Ингигерд не отпускала руку Ауд.
— Где вы были?
— В усадьбе ярлов. В ткацкой. Я испугалась, не будете ли вы недовольны, что нас слишком долго нет. Можно нам вернуться туда?
— Идите. Впрочем, подожди! — Эллисив что-то вспомнила. — Хочешь есть? — спросила она у Олава.
— Да. Хочу, — ответил он. — Вообще-то я уже давно толком не ел.
— Ауд, скажи как-нибудь потихоньку епископу Торольву, что Олав сын Харальда пришел ко мне в гости и что я была бы очень благодарна епископу, если бы он распорядился прислать нам что-нибудь поесть.
Когда Ауд и Ингигерд ушли, Олав внимательно посмотрел на Эллисив.
— Неужели королева Норвегии вынуждена просить о еде?
— Я больше не королева Норвегии, — коротко ответила Эллисив. — Обычно я ем у епископа, но, если я попрошу, он, конечно, пришлет мне еду сюда.
— Значит, поэтому ты не могла угостить меня пивом? — догадался Олав. Он снова сел на лавку.
— Пиво у меня как раз есть. — Эллисив указала на бочку возле двери. — Я купила его, когда сюда заходил торговый корабль.
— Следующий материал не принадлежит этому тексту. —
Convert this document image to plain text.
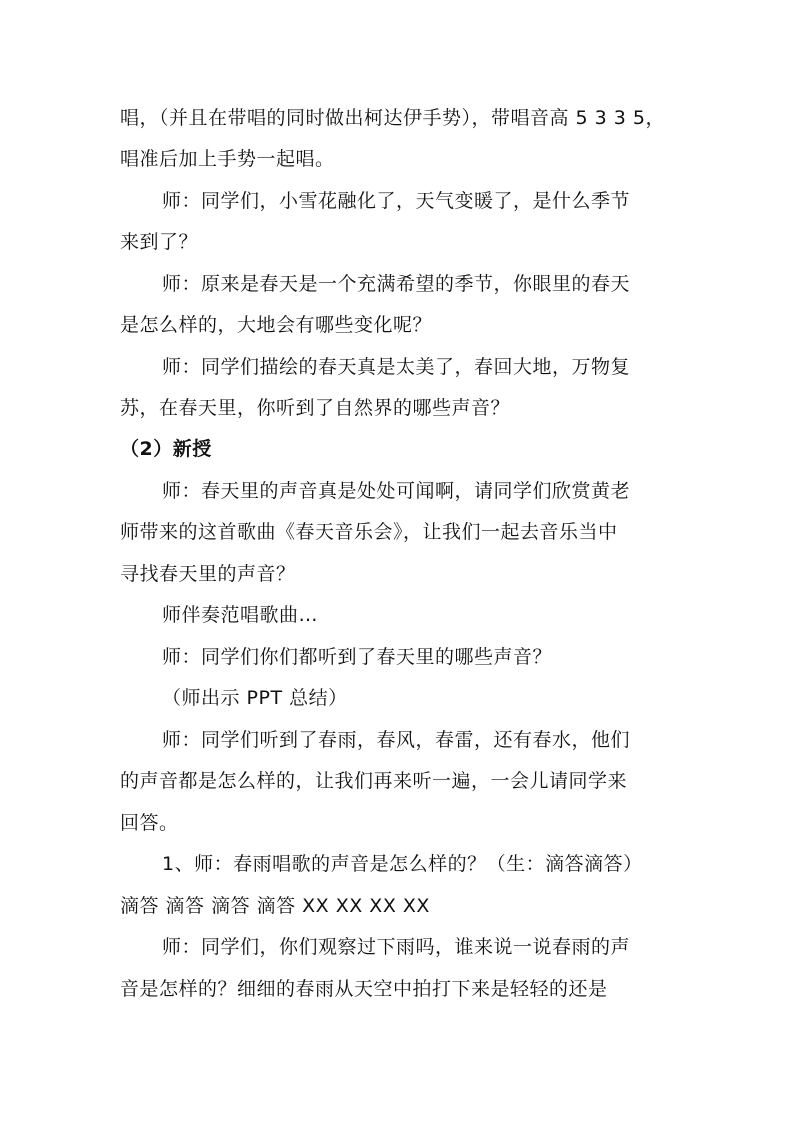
唱，（并且在带唱的同时做出柯达伊手势），带唱音高 5 3 3 5，
唱准后加上手势一起唱。
师：同学们，小雪花融化了，天气变暖了，是什么季节
来到了？
师：原来是春天是一个充满希望的季节，你眼里的春天
是怎么样的，大地会有哪些变化呢？
师：同学们描绘的春天真是太美了，春回大地，万物复
苏，在春天里，你听到了自然界的哪些声音？
（2）新授
师：春天里的声音真是处处可闻啊，请同学们欣赏黄老
师带来的这首歌曲《春天音乐会》，让我们一起去音乐当中
寻找春天里的声音？
师伴奏范唱歌曲…
师：同学们你们都听到了春天里的哪些声音？
（师出示 PPT 总结）
师：同学们听到了春雨，春风，春雷，还有春水，他们
的声音都是怎么样的，让我们再来听一遍，一会儿请同学来
回答。
1、师：春雨唱歌的声音是怎么样的？（生：滴答滴答）
滴答 滴答 滴答 滴答 XX XX XX XX
师：同学们，你们观察过下雨吗，谁来说一说春雨的声
音是怎样的？细细的春雨从天空中拍打下来是轻轻的还是
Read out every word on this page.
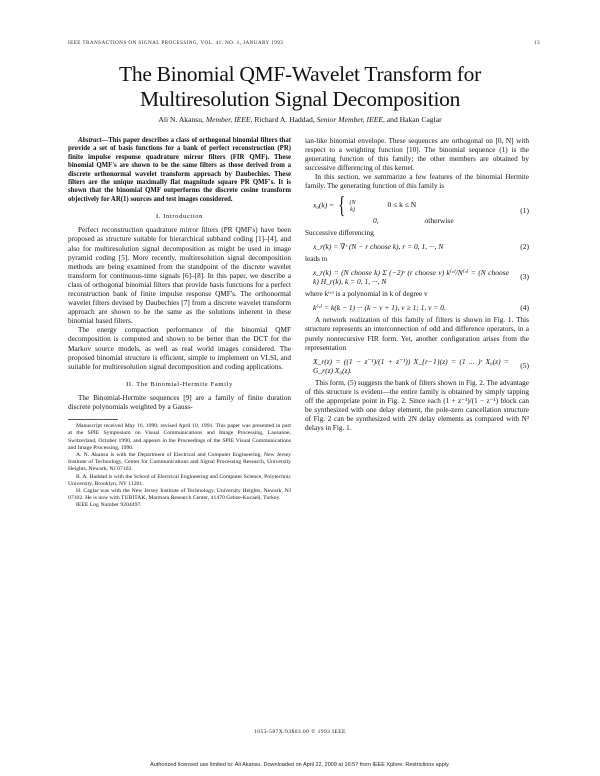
IEEE TRANSACTIONS ON SIGNAL PROCESSING, VOL. 41, NO. 1, JANUARY 1993	13
The Binomial QMF-Wavelet Transform for
Multiresolution Signal Decomposition
Ali N. Akansu, Member, IEEE, Richard A. Haddad, Senior Member, IEEE, and Hakan Caglar

Abstract—This paper describes a class of orthogonal binomial filters that provide a set of basis functions for a bank of perfect reconstruction (PR) finite impulse response quadrature mirror filters (FIR QMF). These binomial QMF's are shown to be the same filters as those derived from a discrete orthonormal wavelet transform approach by Daubechies. These filters are the unique maximally flat magnitude square PR QMF's. It is shown that the binomial QMF outperforms the discrete cosine transform objectively for AR(1) sources and test images considered.

I. Introduction

Perfect reconstruction quadrature mirror filters (PR QMF's) have been proposed as structure suitable for hierarchical subband coding [1]–[4], and also for multiresolution signal decomposition as might be used in image pyramid coding [5]. More recently, multiresolution signal decomposition methods are being examined from the standpoint of the discrete wavelet transform for continuous-time signals [6]–[8]. In this paper, we describe a class of orthogonal binomial filters that provide basis functions for a perfect reconstruction bank of finite impulse response QMF's. The orthonormal wavelet filters devised by Daubechies [7] from a discrete wavelet transform approach are shown to be the same as the solutions inherent in these binomial based filters.

The energy compaction performance of the binomial QMF decomposition is computed and shown to be better than the DCT for the Markov source models, as well as real world images considered. The proposed binomial structure is efficient, simple to implement on VLSI, and suitable for multiresolution signal decomposition and coding applications.

II. The Binomial-Hermite Family

The Binomial-Hermite sequences [9] are a family of finite duration discrete polynomials weighted by a Gauss-

Manuscript received May 16, 1990; revised April 10, 1991. This paper was presented in part at the SPIE Symposium on Visual Communications and Image Processing, Lausanne, Switzerland, October 1990, and appears in the Proceedings of the SPIE Visual Communications and Image Processing, 1990.

A. N. Akansu is with the Department of Electrical and Computer Engineering, New Jersey Institute of Technology, Center for Communications and Signal Processing Research, University Heights, Newark, NJ 07102.

R. A. Haddad is with the School of Electrical Engineering and Computer Science, Polytechnic University, Brooklyn, NY 11201.

H. Caglar was with the New Jersey Institute of Technology, University Heights, Newark, NJ 07102. He is now with TUBITAK, Marmara Research Center, 41470 Gebze-Kocaeli, Turkey.

IEEE Log Number 9204497.

ian-like binomial envelope. These sequences are orthogonal on [0, N] with respect to a weighting function [10]. The binomial sequence (1) is the generating function of this family; the other members are obtained by successive differencing of this kernel.

In this section, we summarize a few features of the binomial Hermite family. The generating function of this family is

x₀(k) = { (N
k)	0 ≤ k ≤ N
0,	otherwise
(1)

Successive differencing

x_r(k) = ∇ʳ (N − r choose k), r = 0, 1, ···, N	(2)

leads to

x_r(k) = (N choose k) Σ (−2)ᵛ (r choose v) k⁽ᵛ⁾/N⁽ᵛ⁾ = (N choose k) H_r(k), k = 0, 1, ···, N
(3)

where k⁽ᵛ⁾ is a polynomial in k of degree v

k⁽ᵛ⁾ = k(k − 1) ··· (k − v + 1), v ≥ 1; 1, v = 0.	(4)

A network realization of this family of filters is shown in Fig. 1. This structure represents an interconnection of odd and difference operators, in a purely nonrecursive FIR form. Yet, another configuration arises from the representation

X_r(z) = ((1 − z⁻¹)/(1 + z⁻¹)) X_{r−1}(z) = (1 ... )ʳ X₀(z) = G_r(z) X₀(z).
(5)

This form, (5) suggests the bank of filters shown in Fig. 2. The advantage of this structure is evident—the entire family is obtained by simply tapping off the appropriate point in Fig. 2. Since each (1 + z⁻¹)/(1 − z⁻¹) block can be synthesized with one delay element, the pole-zero cancellation structure of Fig. 2 can be synthesized with 2N delay elements as compared with N² delays in Fig. 1.

1053-587X/93$03.00 © 1993 IEEE
Authorized licensed use limited to: Ali Akansu. Downloaded on April 22, 2009 at 16:57 from IEEE Xplore. Restrictions apply.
Но припасы мне хранить негде.
Олаву, по-видимому, что-то пришло в голову, и он снова обвел взглядом жилище Эллисив.
— Здесь есть вещи, которые принадлежат не тебе? — спросил он.
— Почти нет, — ответила Эллисив. — Разве что тот табурет да стол.
Олав молчал, на скулах у него играли желваки, на мгновение он стал похож на разгневанного Харальда.
— Я позабочусь, чтобы ты ни в чем не нуждалась, — сказал он.
— Не делай ничего, что тебе не по душе.
Он вдруг рассмеялся.
— А ты горда, — сказал он.
— Как-никак, а я дочь князя Ярослава.
Олав промолчал.
— Наверное, я не совсем понимаю, что значит быть дочерью князя Ярослава, — проговорил он.
Эллисив не ответила.
— Ты говоришь, что ты больше не королева Норвегии, и это, конечно, правда, — продолжал Олав. — Но ты была женой норвежского конунга, и Ингигерд — его дочь.
— Две женщины называют себя вдовами конунга Харальда, — заметила Эллисив.
— Тоже правда, — согласился Олав. — В Норвегии сейчас правит Магнус. Он всегда был любимцем матери, они прекрасно ладят. — В голосе Олава послышалась обида. — Возвращаться домой у меня нет охоты, — добавил он.